The hope that the Christ child brings can be seen when the light of the Bethlehem star, the light of the
candle is reflected. Acts of loving-kindness occur, usually in quiet, unassuming ways, without regard to
notice or reward. Those who do see are aware of small blessings acted out among the followers of the
Christ child and hope comes. Where there are acts of compassion – healing, physical, mental, and
relational; encircling prayer; kindness – then hope comes.

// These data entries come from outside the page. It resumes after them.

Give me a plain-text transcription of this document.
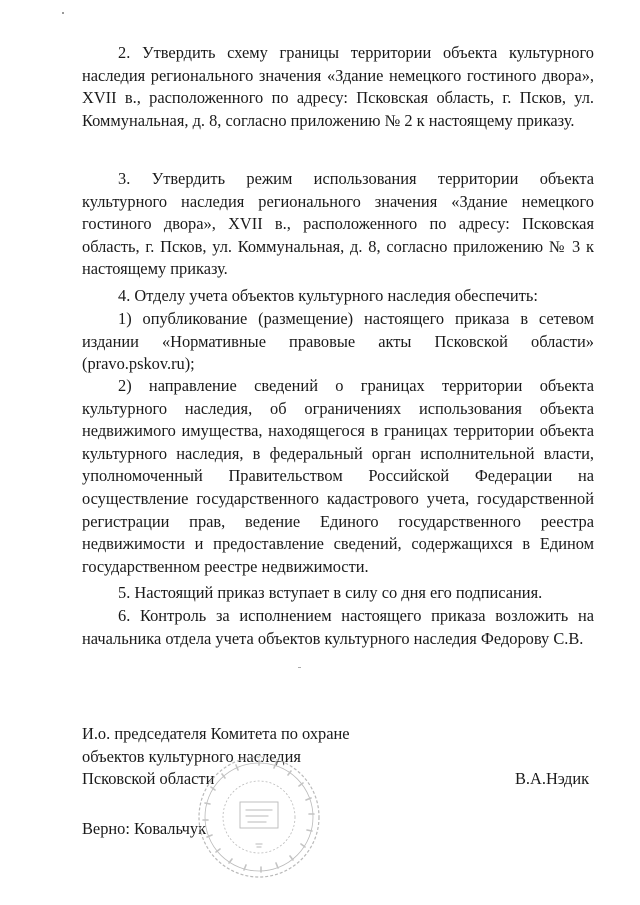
2. Утвердить схему границы территории объекта культурного наследия регионального значения «Здание немецкого гостиного двора», XVII в., расположенного по адресу: Псковская область, г. Псков, ул. Коммунальная, д. 8, согласно приложению № 2 к настоящему приказу.

3. Утвердить режим использования территории объекта культурного наследия регионального значения «Здание немецкого гостиного двора», XVII в., расположенного по адресу: Псковская область, г. Псков, ул. Коммунальная, д. 8, согласно приложению № 3 к настоящему приказу.

4. Отделу учета объектов культурного наследия обеспечить:

1) опубликование (размещение) настоящего приказа в сетевом издании «Нормативные правовые акты Псковской области» (pravo.pskov.ru);

2) направление сведений о границах территории объекта культурного наследия, об ограничениях использования объекта недвижимого имущества, находящегося в границах территории объекта культурного наследия, в федеральный орган исполнительной власти, уполномоченный Правительством Российской Федерации на осуществление государственного кадастрового учета, государственной регистрации прав, ведение Единого государственного реестра недвижимости и предоставление сведений, содержащихся в Едином государственном реестре недвижимости.

5. Настоящий приказ вступает в силу со дня его подписания.

6. Контроль за исполнением настоящего приказа возложить на начальника отдела учета объектов культурного наследия Федорову С.В.

И.о. председателя Комитета по охране
объектов культурного наследия
Псковской области	В.А.Нэдик
Верно: Ковальчук
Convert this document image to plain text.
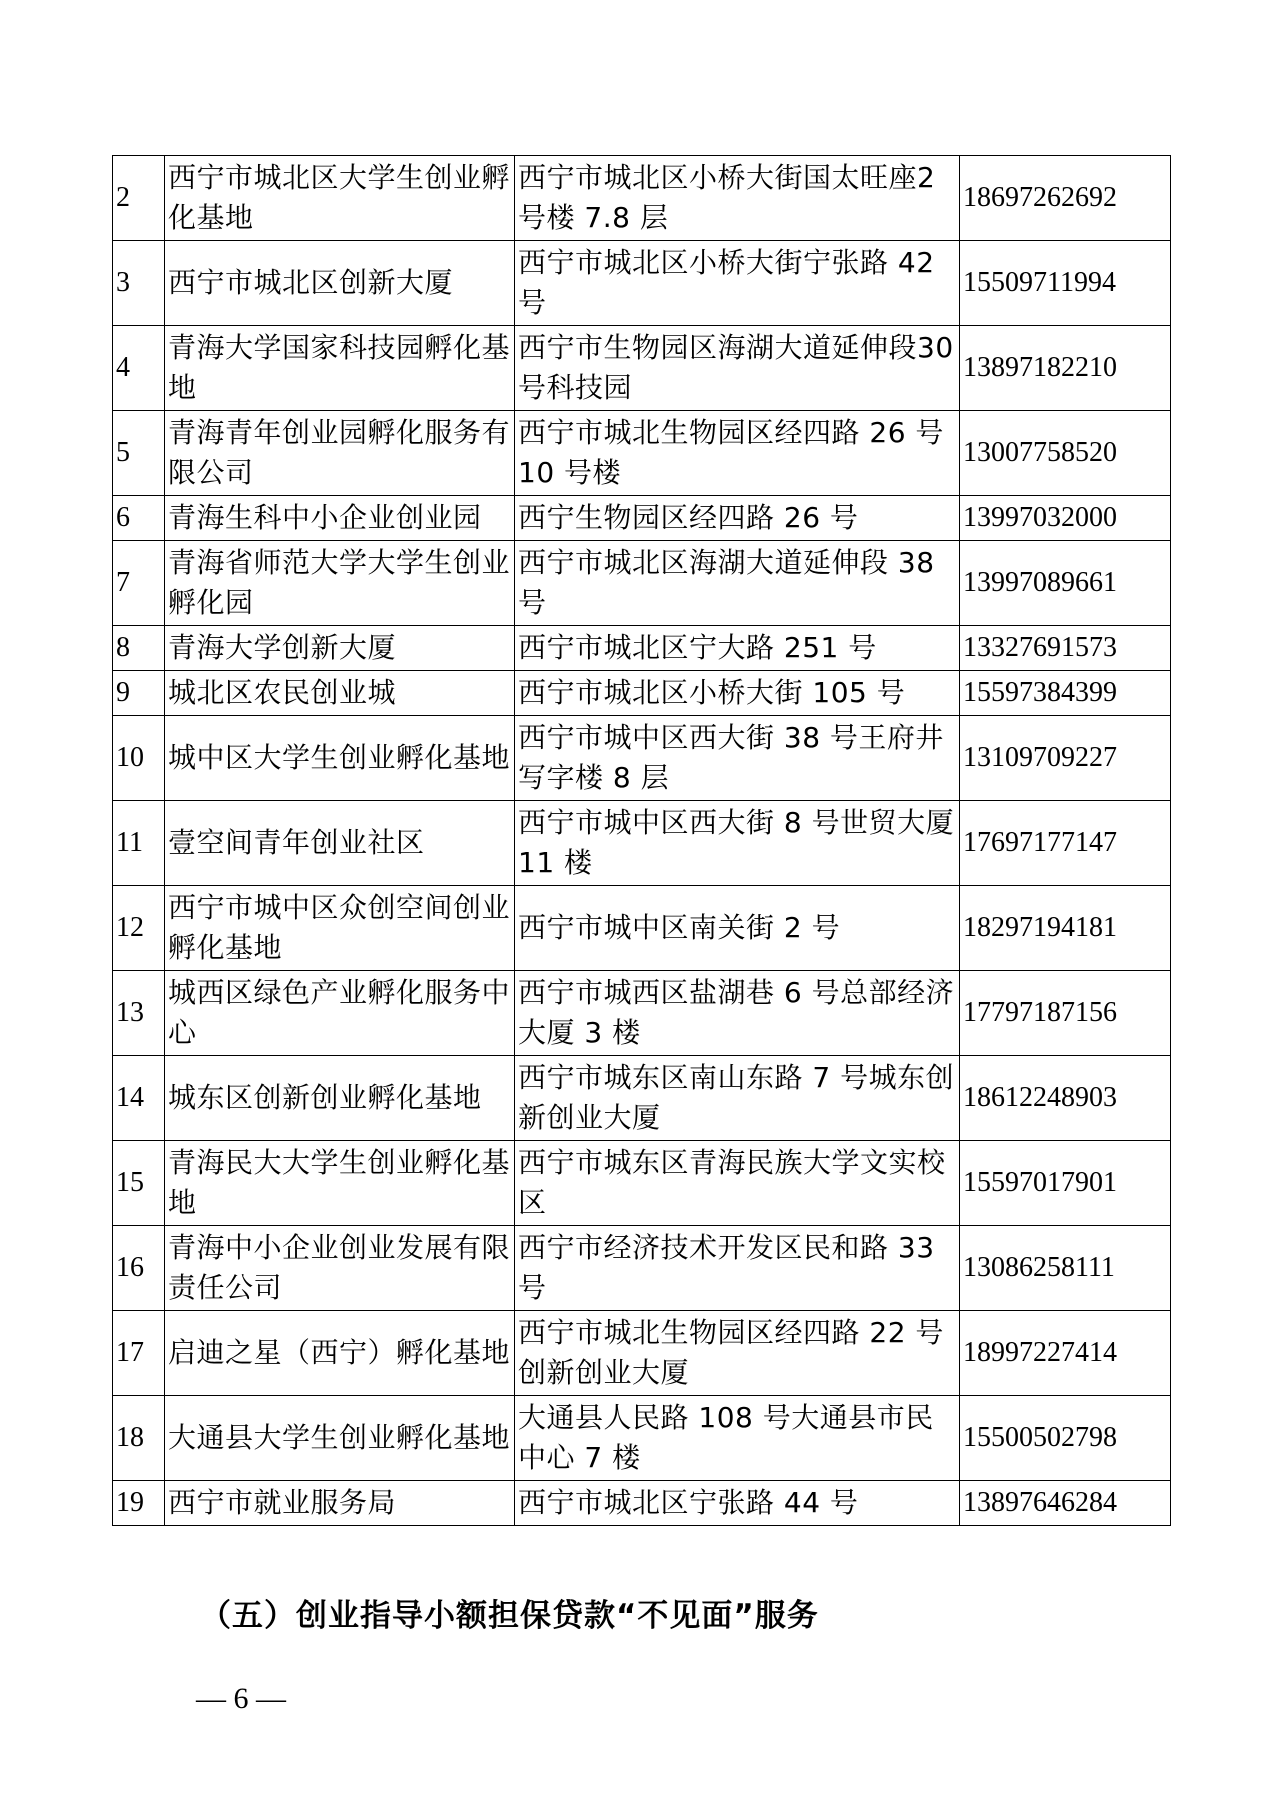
2	西宁市城北区大学生创业孵化基地	西宁市城北区小桥大街国太旺座2 号楼 7.8 层	18697262692
3	西宁市城北区创新大厦	西宁市城北区小桥大街宁张路 42 号	15509711994
4	青海大学国家科技园孵化基地	西宁市生物园区海湖大道延伸段30 号科技园	13897182210
5	青海青年创业园孵化服务有限公司	西宁市城北生物园区经四路 26 号 10 号楼	13007758520
6	青海生科中小企业创业园	西宁生物园区经四路 26 号	13997032000
7	青海省师范大学大学生创业孵化园	西宁市城北区海湖大道延伸段 38 号	13997089661
8	青海大学创新大厦	西宁市城北区宁大路 251 号	13327691573
9	城北区农民创业城	西宁市城北区小桥大街 105 号	15597384399
10	城中区大学生创业孵化基地	西宁市城中区西大街 38 号王府井写字楼 8 层	13109709227
11	壹空间青年创业社区	西宁市城中区西大街 8 号世贸大厦 11 楼	17697177147
12	西宁市城中区众创空间创业孵化基地	西宁市城中区南关街 2 号	18297194181
13	城西区绿色产业孵化服务中心	西宁市城西区盐湖巷 6 号总部经济大厦 3 楼	17797187156
14	城东区创新创业孵化基地	西宁市城东区南山东路 7 号城东创新创业大厦	18612248903
15	青海民大大学生创业孵化基地	西宁市城东区青海民族大学文实校区	15597017901
16	青海中小企业创业发展有限责任公司	西宁市经济技术开发区民和路 33 号	13086258111
17	启迪之星（西宁）孵化基地	西宁市城北生物园区经四路 22 号创新创业大厦	18997227414
18	大通县大学生创业孵化基地	大通县人民路 108 号大通县市民中心 7 楼	15500502798
19	西宁市就业服务局	西宁市城北区宁张路 44 号	13897646284
（五）创业指导小额担保贷款“不见面”服务
— 6 —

Sometimes these “pieces” or blessings ofGod’s love comes from individuals – perhaps just an encouraging
conversation or touch – or from groups or large organizations. They bring hope when there is helping,
feeding the hungry, working for justice. Rays of hope come in a thousand different places and in a thousand different
ways.Hebrews 6:9-11 says that “even though we speak like this, dear friends, we are confident of better
things in your case – things that accompany salvation. God is not unjust. He will not forget your work
and the love you have shown him as you have helped his people and continue to help them. We want
each of you to show this same diligence to the very end, in order to make your hope sure.” To make
your hope sure is to be secure in trusting God’s promises, the gift of His Son, the Prince of Peace, the
source of hope.

As the years of our lives grow, experiences teach us – just as the flood of hurricane Harvey did. There
were uncountable acts of kindness – saving of lives, transporting people to shelter, giving care and food,
and helping to clean up. The hope that resulted, and the memories of the love and kindness that were
experienced remain. The community of the city that is Houston has hope. “Hope of all the earth…desire
of every nation” – made visible in Houston.

Matthew 25:34-40 says: “Come, you who are blessed by my Father, take your inheritance, the Kingdom
prepared for you since the creation of the world. For I was hungry, and you gave me something to eat. I
was thirsty, and you gave me something to drink. I was a stranger, and you invited me in. I needed
clothes, and you clothed me. I was sick, and you looked after me. I was in prison, and you came to visit me.
Then the righteous will answer him, ‘Lord, when did we see you hungry and feed you, or thirsty and
give you something to drink? When did we see you a stranger and invite you in or needing clothes and
clothe you? When did we see you sick or in prison and go to visit you?’ The King will reply, ‘I tell you the
truth, whatever you did for one of the least of these brothers of mine, you did for me.’”

So hope is given and hope is received. Blessed to be a blessing. In gratitude for the gift of the long-
expected Jesus, the hope of the earth come down, we worship. And in worship, we find peace, and in
peace there is joy, and in joy, there is hope. Colossians 1:27 says: “To them, God has chosen to make
known among the Gentiles the glorious riches of this mystery, which is Christ in you, the hope of glory.”